Come out of the Kitchen, Mary Ann

Source: ‘Come out of the Kitchen, Mary Ann’, sung by M.J. O’Connell, songwriters James Kendis and Charles Anthony Bayha, recorded 1 February 1917, Victor 18221

Text: Mary Ann was a picture fan
But she worked hard all day.
Washing dishes, still she had wishes to star in a photo play.
One day Mary fell asleep it seems
Mary had a very lovely dream.
She dreamed a fairy came to her that day
And she thought she heard it say.

Come out of the kitchen, Mary darlin’
Come out of the kitchen, Mary Ann.
Why waste your time cooking Irish stew
When Mary Pickford and Theda Bara will step aside for you.
How would you like to be shown with Charlie Chaplin
Your picture pasted on each garbage can?
Easy money, nothing to do
Just let him kick you black and blue.
Come out of the kitchen, Mary Ann.

In her dreams, Mary posed it seems within a burning barn
And from out the smoke
Her brave hero spoke,
“I’ll save you from all harm”.
The missis heard her screaming, yelled “Awake”,
“Look here Mary, you’re burning all the cake”.
She lost the job and now she dreams all day
Waiting for someone to say.

Come out of the kitchen, Mary darlin’
Come out of the kitchen, Mary Ann.
A girl like you was never meant to work.
Why all you need is a different face and you’d look like Billie Burke.
How would you like to be kissed by Douglas Fairbanks,
Have Francis Bushman love you as he can?
Dressed up like Valeska Suratt and
Imagine being paid for that.
Come out of the kitchen, Mary Ann.

Comment: All of the names given were stars of American films of the time.

A Child in the Forest

Source: Winifred Foley, A Child in the Forest (London: BBC, 1974), p. 169

Text: It wasn’t exactly the gods; it was steps that served for both purposes. Peanut shells and sweet wrappings crackled under our feet, as Blodwen found us a space to sit. The tang of orange peel fought with tobacco and the warm body odour rising from the stalls and balcony.

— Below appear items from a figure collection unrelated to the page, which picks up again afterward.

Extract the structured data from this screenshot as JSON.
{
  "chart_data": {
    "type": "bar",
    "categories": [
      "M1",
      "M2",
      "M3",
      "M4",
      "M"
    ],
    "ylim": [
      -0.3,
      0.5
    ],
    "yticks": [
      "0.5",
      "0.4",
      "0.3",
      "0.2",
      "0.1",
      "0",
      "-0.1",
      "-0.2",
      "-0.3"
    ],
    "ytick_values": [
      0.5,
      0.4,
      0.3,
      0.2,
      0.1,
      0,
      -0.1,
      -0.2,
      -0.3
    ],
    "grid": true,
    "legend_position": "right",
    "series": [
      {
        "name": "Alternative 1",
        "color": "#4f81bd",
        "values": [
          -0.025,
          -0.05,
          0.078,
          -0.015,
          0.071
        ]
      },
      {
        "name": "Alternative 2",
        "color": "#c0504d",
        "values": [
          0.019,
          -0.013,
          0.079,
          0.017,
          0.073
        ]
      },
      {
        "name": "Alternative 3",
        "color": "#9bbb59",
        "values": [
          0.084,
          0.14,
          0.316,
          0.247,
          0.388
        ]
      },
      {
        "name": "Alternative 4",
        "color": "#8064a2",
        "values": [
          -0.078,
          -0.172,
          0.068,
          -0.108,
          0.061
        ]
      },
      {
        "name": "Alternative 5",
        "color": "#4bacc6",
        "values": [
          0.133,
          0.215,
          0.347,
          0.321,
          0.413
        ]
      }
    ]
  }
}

Between the films there were live turns, and these had just started. I was bewitched with surprise and delight; soon stolen hats, my domestic shortcomings, and even homesickness faded from my consciousness.

There was a troupe of Japanese jugglers, made exquisitely miniature and deft by the distance. Next came three trim girl dancers, tapping out their lively dancers with identical precision. I was spellbound.

Anna Rogers, the fifteen-year-old wonder girl, came next. She seemed uncannily clever. She must have been. She was only sixteen when I saw her name on a playbill in South London five years later.

‘Not bad turns this week,’ observed the sophisticated Blodwen. ‘Not bad!‘ They were magic people, so clever, so beautiful! Aladdin himself couldn’t have been more dazzled, when the Genie’s lamp transported him to the treasure cave, than I was that first night in the Olympia picture house, Shoreditch.

The film, Drums of Love, was completely lost on me. The heroine lying about on skin-covered divans, languishing for whatever it was she was missing, didn’t have my sympathy.

Comment: Winifred Foley (1914-2009) gained fame through her memoir of an impoverished childhood in the Forest of Dean, first serialised by BBC radio in 1973. The book covers time spent in London in the 1920s. Shoreditch Olympia had been a variety theatre which included films in its programme but became a full-time cinema in 1926. However, Drums of Love, directed by D.W. Griffith, was made in 1928. Possibly memories of the show and the film seen have been confused.